The Federal Trade Commission disclosed on Wednesday that it is investigating whether payment card network rules and practices violate the debit card transaction-routing provisions of the Durbin Amendment in 2010’s Dodd-Frank Act. It’s uncertain, however, whether the investigation goes beyond what Visa Inc. said the FTC requested of it in September regarding a Visa service that switches debit transactions.
The FTC confirmed the existence of the investigation in a progress report to Congress about its duties under Dodd-Frank and the Durbin Amendment. The commission does not regulate banks, but has new authority over non-bank companies affected by the Electronic Fund Transfer Act, which Dodd-Frank’s Section 1075 amended.

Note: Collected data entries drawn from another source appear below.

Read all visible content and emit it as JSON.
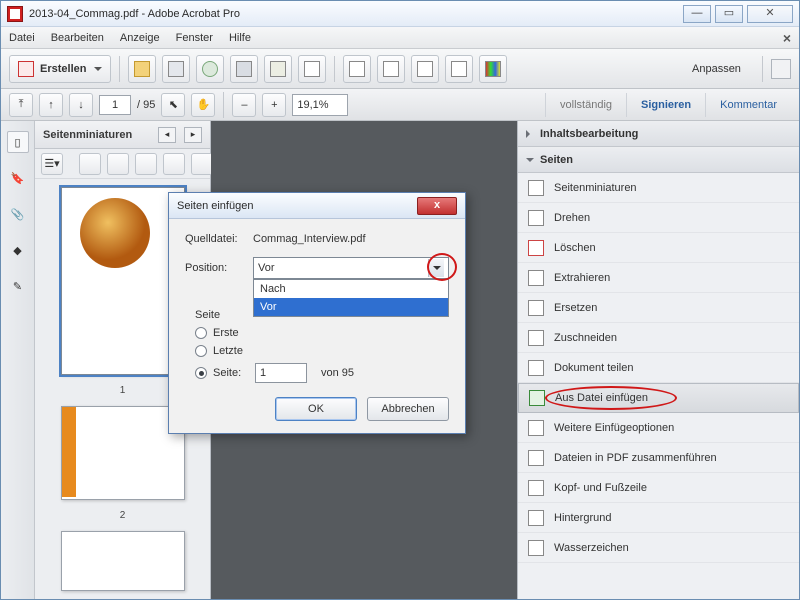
{
  "window": {
    "title": "2013-04_Commag.pdf - Adobe Acrobat Pro"
  },
  "menu": {
    "items": [
      "Datei",
      "Bearbeiten",
      "Anzeige",
      "Fenster",
      "Hilfe"
    ]
  },
  "toolbar": {
    "create": "Erstellen",
    "customize": "Anpassen"
  },
  "toolbar2": {
    "page": "1",
    "pages": "95",
    "zoom": "19,1%"
  },
  "rtabs": {
    "a": "vollständig",
    "b": "Signieren",
    "c": "Kommentar"
  },
  "thumbs": {
    "title": "Seitenminiaturen",
    "p1": "1",
    "p2": "2"
  },
  "rpanel": {
    "acc1": "Inhaltsbearbeitung",
    "acc2": "Seiten",
    "items": [
      "Seitenminiaturen",
      "Drehen",
      "Löschen",
      "Extrahieren",
      "Ersetzen",
      "Zuschneiden",
      "Dokument teilen",
      "Aus Datei einfügen",
      "Weitere Einfügeoptionen",
      "Dateien in PDF zusammenführen",
      "Kopf- und Fußzeile",
      "Hintergrund",
      "Wasserzeichen"
    ]
  },
  "dialog": {
    "title": "Seiten einfügen",
    "srclabel": "Quelldatei:",
    "srcfile": "Commag_Interview.pdf",
    "poslabel": "Position:",
    "posval": "Vor",
    "opts": {
      "nach": "Nach",
      "vor": "Vor"
    },
    "seite": "Seite",
    "erste": "Erste",
    "letzte": "Letzte",
    "seite2": "Seite:",
    "pagenum": "1",
    "von": "von 95",
    "ok": "OK",
    "cancel": "Abbrechen"
  }
}
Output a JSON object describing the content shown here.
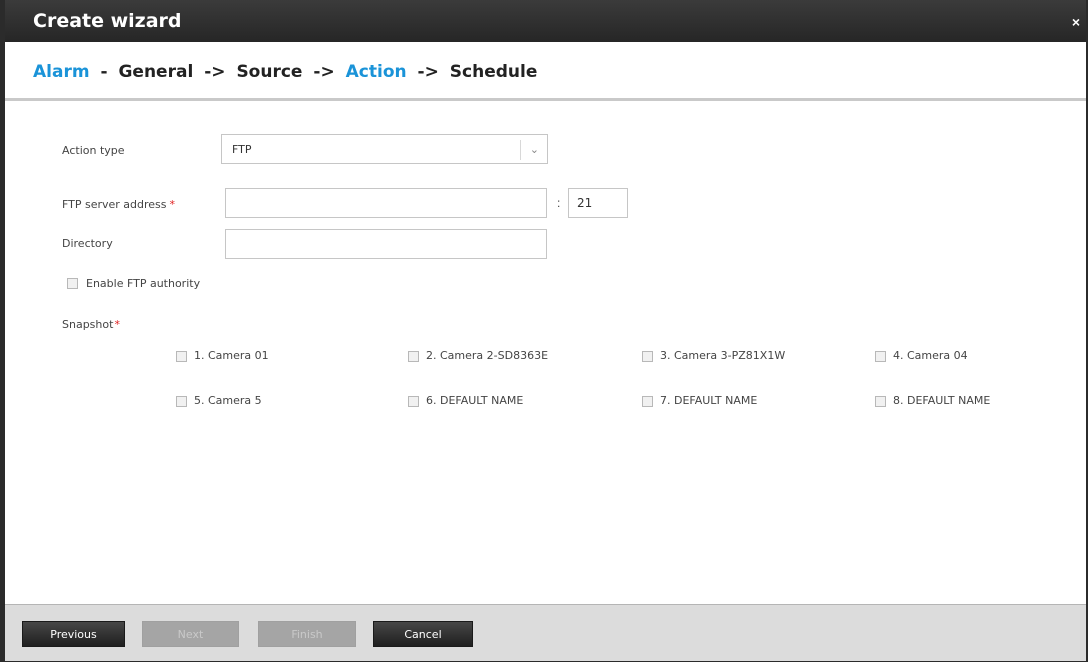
{
  "window": {
    "title": "Create wizard",
    "close_label": "×"
  },
  "breadcrumb": {
    "alarm": "Alarm",
    "sep1": "-",
    "general": "General",
    "sep2": "->",
    "source": "Source",
    "sep3": "->",
    "action": "Action",
    "sep4": "->",
    "schedule": "Schedule",
    "highlight_color": "#1a93d8"
  },
  "form": {
    "action_type_label": "Action type",
    "action_type_value": "FTP",
    "ftp_server_label": "FTP server address",
    "ftp_server_value": "",
    "port_separator": ":",
    "port_value": "21",
    "directory_label": "Directory",
    "directory_value": "",
    "enable_ftp_auth_label": "Enable FTP authority",
    "snapshot_label": "Snapshot",
    "required_marker": "*"
  },
  "cameras": [
    "1. Camera 01",
    "2. Camera 2-SD8363E",
    "3. Camera 3-PZ81X1W",
    "4. Camera 04",
    "5. Camera 5",
    "6. DEFAULT NAME",
    "7. DEFAULT NAME",
    "8. DEFAULT NAME"
  ],
  "footer": {
    "previous": "Previous",
    "next": "Next",
    "finish": "Finish",
    "cancel": "Cancel"
  }
}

“Based on information collected to date, FTC staff has begun an initial investigation to determine whether certain payment card network rules may violate Section 1075 or Regulation II [the Federal Reserve Board’s rule implementing the Durbin Amendment], including issuing a request for information to one payment card network,” the report says. “FTC staff continues to assess whether any payment card network rules and fees may operate as a penalty inhibiting merchants’ routing or otherwise violate Regulation II. Certain provisions of the law and regulations were not effective until April 1, 2012, and many of the fees potentially at issue are assessed or invoiced on a quarterly basis, so merchants may not yet be fully aware of their effects.”
An FTC spokesperson refused to give any details about the investigation or identify the companies in question. Visa’s recent annual report for fiscal 2012 says the FTC asked for information about a service it offers that routes PIN-debit transactions from merchants or merchant acquirers to electronic funds transfer networks for merchants that don’t have a direct connection to a particular EFT network.
Doug Kantor, the attorney for the Merchants Payments Coalition, an activist group fighting for lower card-acceptance costs, says that given the structure of the U.S. debit market and the dominance of it by Visa and MasterCard Inc., there is little doubt the FTC is probing both networks and any of their fees and programs that could affect transaction routing. Those likely would include Visa’s new Fixed Acquirer Network Fee (FANF) and a similar fee MasterCard instituted late this summer, he says.
“They didn’t name Visa and MasterCard, but they said they were looking at the networks' rules,” Kantor tells Digital Transactions News. “It doesn’t take much of a leap to say they’re looking at Visa and MasterCard.”
In addition to putting price controls on big banks’ debit card interchange, the Durbin Amendment outlawed exclusive partnerships between networks and card-issuing financial institutions, and required debit cards to give merchants access to at least one unaffiliated network with each transaction. The intent was to give merchants more power to get their card transactions onto networks that charged the lowest interchange.
Kantor says the FTC is moving into new territory with its authority over card networks under Dodd-Frank, and the agency likely will focus on whether FANF and the other new post-Durbin network measures by Visa and MasterCard inhibit merchants’ routing choices. “I don't know for certain what they’re investigating, but that’s what it’s looking like to us, reading between the lines,” he says.
Neither Visa nor MasterCard responded to requests for comment. A spokesperson for the Electronic Payments Coalition, a lobbying group of networks and banks, says by e-mail that “the report doesn’t show much new.”
The FTC said it has consulted with the U.S. Department of Justice’s Antitrust Division, which has probed the card networks in the past, and has listened to input from merchants and others regarding debit cards.
Citing research from the Federal Reserve and the Government Accountability Office (GAO), the FTC said it appears small banks and credit unions are collecting more debit card interchange than their regulated big-bank brethren (those with more than $10 billion in assets), as the Durbin Amendment intended. Dodd-Frank has provisions meant to prevent networks and large issuers from getting around the price controls, and the report notes that the Senate Appropriations Committee has asked about possible attempts by networks that would prevent small financial institutions from competing against big banks in debit card issuance. “To date, FTC staff has not uncovered evidence that this type of conduct is occurring, but we will continue to collect and evaluate information related to this concern,” the report says.
The EPC spokesperson notes, however, that unlike the interchange price controls, the transaction-routing provisions affect debit card issuers of all sizes. Many small issuers opposed the Durbin price controls, fearing that merchants would try to find ways to avoid the higher interchange rates on their cards. “Credit unions and community banks remain concerned that they will also feel the Durbin damage, just like their larger counterparts,” the spokesperson says. “Merchants will soon start routing transactions over cheaper networks, meaning lower revenue for all.”